Tony Allen Day
Tony Oladipo Allen (born 1940 in Lagos, Nigeria) is a Nigerian drummer, composer and songwriter who currently lives and works in Paris, France. His career and life story have been documented in his 2013 autobiography Tony Allen: Master Drummer of Afrobeat, co-written with author/musician Michael E. Veal, who previously wrote a comprehensive biography of Fela Kuti.
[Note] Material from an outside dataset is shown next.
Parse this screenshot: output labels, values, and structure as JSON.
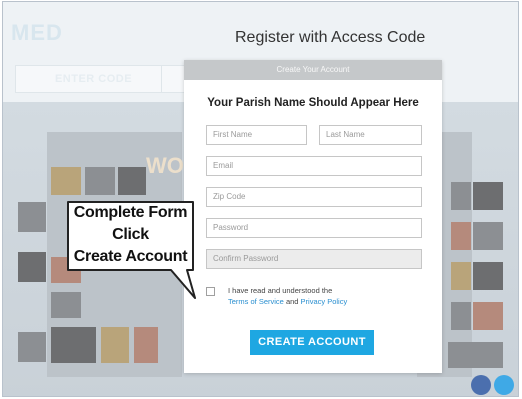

As drummer and musical director of Fela Anikulapo Kuti’s band Africa ’70 from 1968 to 1979, Allen was one of the primary co-founders of the genre of Afrobeat music. Fela once stated that, “without Tony Allen, there would be no Afrobeat.” He has also been described by Brian Eno as “perhaps the greatest drummer who has ever lived.” A self-taught musician, Allen began playing a drum kit at the age of 18, while working as an engineer for a Nigerian radio station. Allen was influenced by music his father listened to Jùjú, a popular Yoruba music from the 1940s, but also American jazz, and the growing highlife scene in Nigeria and Ghana. Allen worked hard to develop a unique voice on the drums, feverishly studying LPs and magazine articles by Max Roach and Art Blakey, but also revolutionary Ghanaian drummer Guy Warren (later known as Kofi Ghanaba – who developed a highly sought-after sound that mixed tribal Ghanaian drumming with bop – working with Dizzy Gillespie, Charlie Parker, Thelonious Monk, and Max Roach).